JACK: A short memory, the key to a happy life.
For this, the last episode ever of Tru Calling, things seem to be looking up for Tru Davies (Eliza Dushku). The only guy in the morgue on Christmas Eve is a mall Santa who died of natural causes, so she’s secure in the knowledge that she won’t be asked for help during the holidays. Of course, this wouldn’t be an episode of Tru Calling without a speaking cadaver, so Tru gets sent back to relive her day when she’s asked for help by a dead girl. Considering that the corpse has been in her biology lab for the last six months, and there’s no way for her nemesis Jack Harper (Jason Priestly) to have killed the young woman, Tru reluctantly enlists his help to find out what happened. Unfortunately for us, Jack has lost any vestige of the humanity we saw as recently as two episodes ago and continues to be a monumentally irritating pain in the butt for the duration. Soon the bad guys get the upper hand when Tru’s brother Harrison (Shawn Reaves) discovers that his father is working with Jack, but the day rewinds before he can tell Tru. Her boss Davis (Zach Galifianakis) tells his girlfriend (a mole planted by Jack) about Tru’s gift, whilst the good guys remain blithely unaware that anything horrible is happening, because of course nothing bad ever happens on Christmas… right? – And then we never find out what happens with all of that, because of the show’s abrupt cancelation; in fact, this episode never even aired on US television and was replaced by, of all things, Point Pleasant. Thanks a lot, FOX.

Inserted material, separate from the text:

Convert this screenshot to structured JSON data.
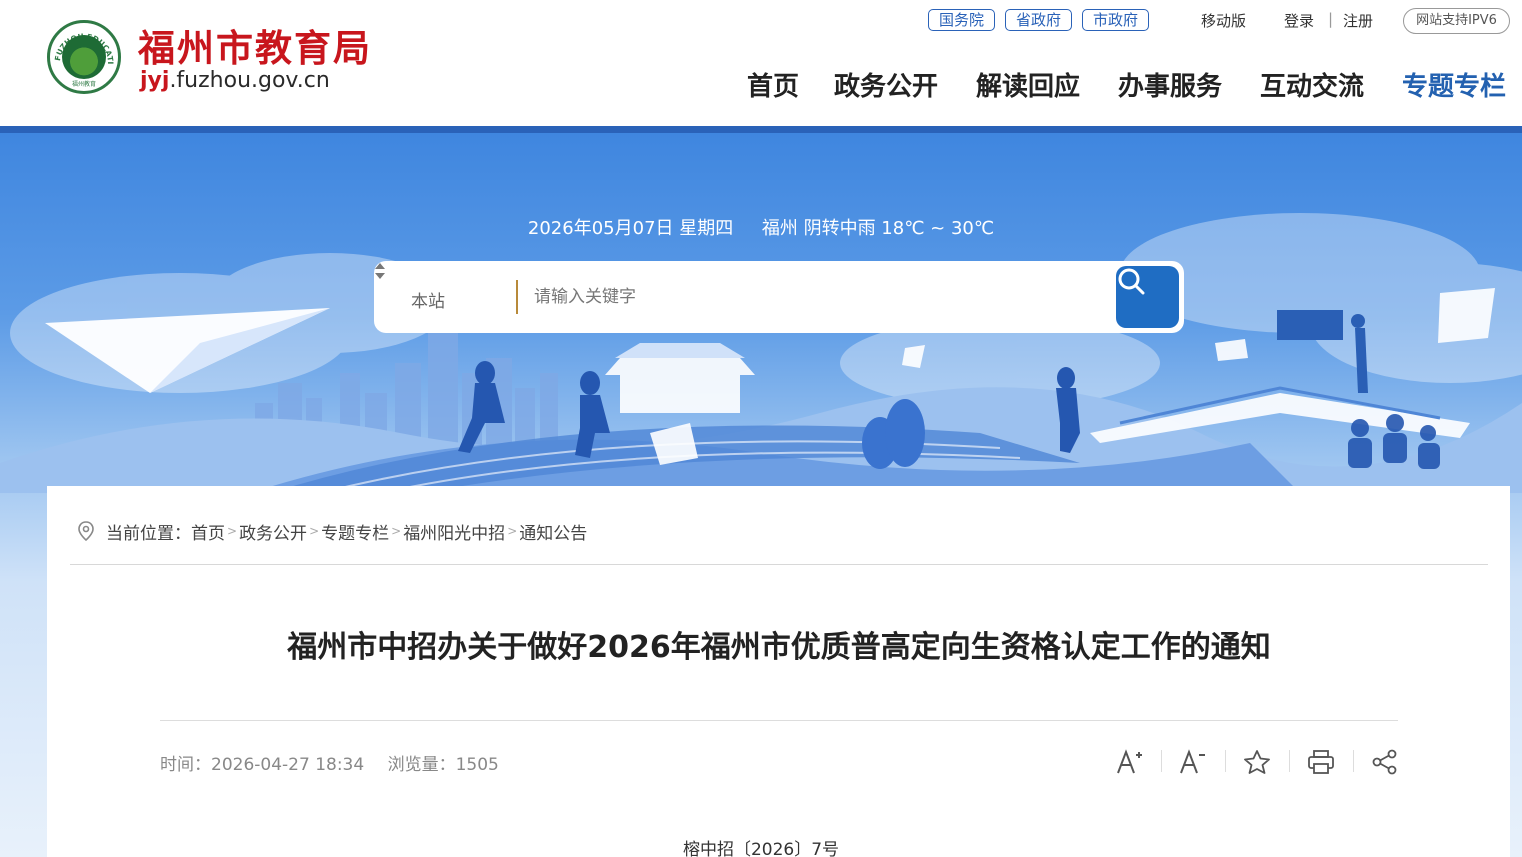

Christmas Miracle and/or Lesson: Just because people are nice at Christmas, it doesn’t mean that they haven’t got ulterior motives.

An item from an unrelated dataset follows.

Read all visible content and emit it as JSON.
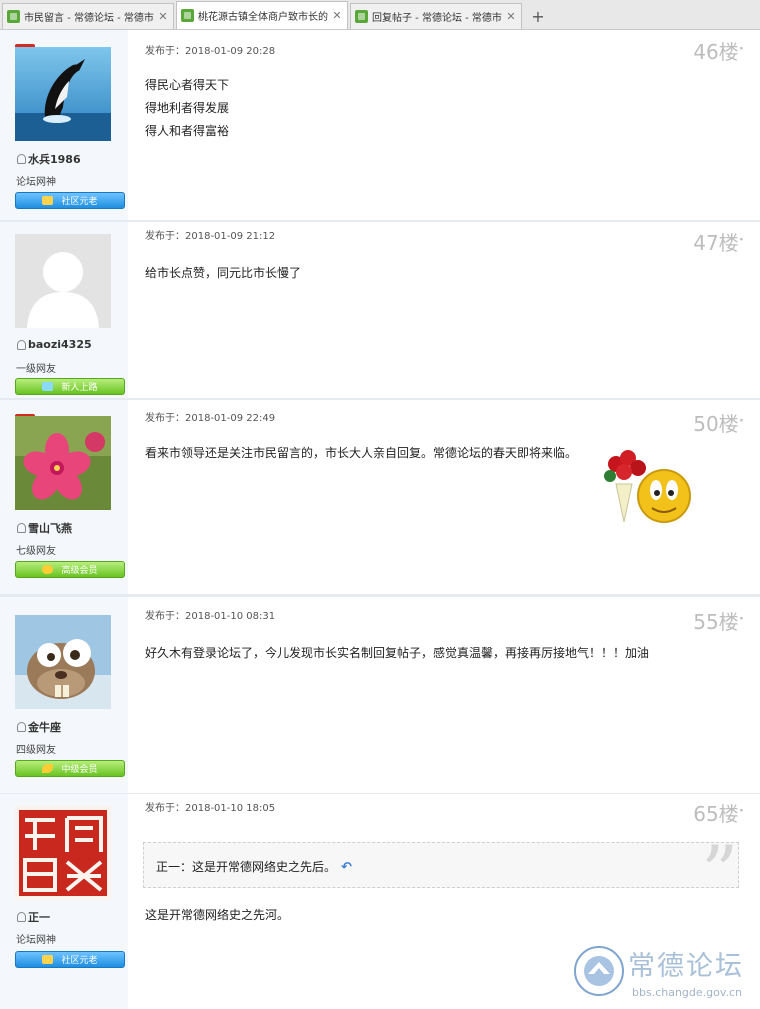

HONORABLE MENTIONS: Doctor Who, ”The Christmas Invasion” (02.X), “The Runaway Bride” (03.X), “Voyage of the Damned” (04.X), “The Next Doctor” (04.14), “The End Time” (04.17), “A Christmas Carol” (06.X), “The Doctor, The Widow and the Wardrobe” (06.14); Eureka, “Do You See What I See?” (04.21); Grimm, “Let Your Hair Down (01.07); Haven, “Silent Night”, Lois & Clark: The New Adventures of Superman, “Season’s Greedings” (02.09), “Home Is Where the Hurt Is” (03.11), “Twas the Night Before Mxymas” (04.11); Millennium, “Midnight of the Century” (02.10); “Omerta” (03.09); Pushing Daisies, “Corpsicle” (01.09); Smallville, “Lexmas” (05.09), “Gemini” (07.09); The Dead Zone, “A Very Dead Zone Christmas” (04.12); Warehouse 13, “The Greatest Gift” (03.12).
DISHONORABLE MENTIONS: Eureka, “O Little Town” (04.10); Warehouse 13, “Secret Santa” (02.09). Just… terrible.